The Joint Under-Secretary of State for Foreign and Commonwealth Affairs (Mr. Maurice Foley)

We keep in touch with friendly Governments about ways of making sanctions more effective but it is for the Security Council to determine whether any particular Government is in breach of its obligations under Security Council Resolution No. 253.

Mr. Bruce-Gardyne

That robust reply is enough to make the German and French importers shake in their shoes. Would the hon. Gentleman agree that it might be better if, instead of moaning about the maintenance of the American consulate in Salisbury, we followed the American example and ourselves set up a consulate in Salisbury in order to assist our British business men to find ways round sanctions?

Mr. Foley

The answer would be "No, Sir". I remind the hon. Gentleman that this is not the first occasion on which he has not done his homework in studying figures of exports from South Africa, which are f.o.b., and imports to receiving countries, which are c.i.f.

Mr. Hooley

In view of the statement made by my right hon. Friend the Foreign Secretary earlier this afternoon that sanctions should be made more effective, is it not time that we took a new initiative in the Security Council to create a sanctions inspectorate, in order to make it clear to the world that we really believe in this policy?

Mr. Foley

This is a matter which has been raised at the United Nations without the response my hon. Friend is seeking.

33. Sir F. Bennett

asked the Secretary of State for Foreign and Commonwealth Affairs if he will now enumerate all those countries with representative missions in Rhodesia prior to the unilateral declaration of independence and today, irrespective of any changes or modifications in the descriptive status or location of those missions within Rhodesia.

Mr. Foley

Prior to the illegal declaration of independence 20 countries had representatives, some of them honorary, in Southern Rhodesia. I will, with permission, list those countries in the OFFICIAL REPORT.

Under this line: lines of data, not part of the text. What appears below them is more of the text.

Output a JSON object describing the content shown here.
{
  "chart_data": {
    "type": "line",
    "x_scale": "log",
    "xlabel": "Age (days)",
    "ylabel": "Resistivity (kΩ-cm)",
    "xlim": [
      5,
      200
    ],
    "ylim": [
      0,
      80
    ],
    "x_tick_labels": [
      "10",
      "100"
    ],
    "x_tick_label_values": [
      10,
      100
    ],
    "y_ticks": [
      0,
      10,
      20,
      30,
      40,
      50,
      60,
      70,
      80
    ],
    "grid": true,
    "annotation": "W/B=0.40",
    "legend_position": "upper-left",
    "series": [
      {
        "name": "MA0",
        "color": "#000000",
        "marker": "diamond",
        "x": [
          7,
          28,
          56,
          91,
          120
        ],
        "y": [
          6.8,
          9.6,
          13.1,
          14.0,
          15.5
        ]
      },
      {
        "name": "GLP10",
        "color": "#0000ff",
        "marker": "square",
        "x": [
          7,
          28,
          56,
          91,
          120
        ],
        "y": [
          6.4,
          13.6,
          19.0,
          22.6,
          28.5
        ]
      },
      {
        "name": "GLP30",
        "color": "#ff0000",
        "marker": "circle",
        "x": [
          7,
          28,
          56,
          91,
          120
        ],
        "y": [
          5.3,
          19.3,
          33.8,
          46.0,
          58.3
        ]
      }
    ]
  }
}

I would also refer the hon. Member to the Answer which my right hon. Friend gave earlier today to the hon. Member for Oswestry (Mr. Biffen) and other hon. Members about those countries which at present have representatives in Southern Rhodesia.

Sir F. Bennett

Putting aside my curiosity as to why my Question was not answered with another Question which was identical, may I now ask the Minister whether he would agree to amend an early reply of his right hon. Friend, who said that a large number of countries represented in Rhodesia had left, compared with those which had stayed behind, when the figures are 5 and 13 respectively? Will he also tell us why, a few minutes ago, the Foreign Secretary said that we had raised the matter of the U.S. consulate with the United States, when only the other day the Prime Minister said that we had not so raised it?

Mr. Foley

Had the hon. Gentleman been present at the time he would have heard the list of Questions, which did not include his own Question, to which my right hon. Friend proposed to reply. I hope that he is not now complaining that he is getting special attention for his Question. As to the earlier answer about missions, one must be clear that a representative mission is normally what we would call a diplomatic mission. My right hon. Friend has said that at the time of the illegal declaration there were 20 missions of one sort or another. Most have been reduced in status. Only two—the South African and the Portuguese—could be called diplomatic missions. Seven have been withdrawn, and others have been reduced in status. I think that this is the answer to the hon. Gentleman's question.

Following is the list:

On 10th November, 1965, the following 20 countries had representatives, some of them honorary, in Southern Rhodesia: Australia, Austria, Belgium, Britain, Canada, Denmark, Finland, France, Greece, Italy, Japan, Netherlands, Norway, Portugal, South Africa, Sweden, Switzerland, Turkey, United States of America, West Germany.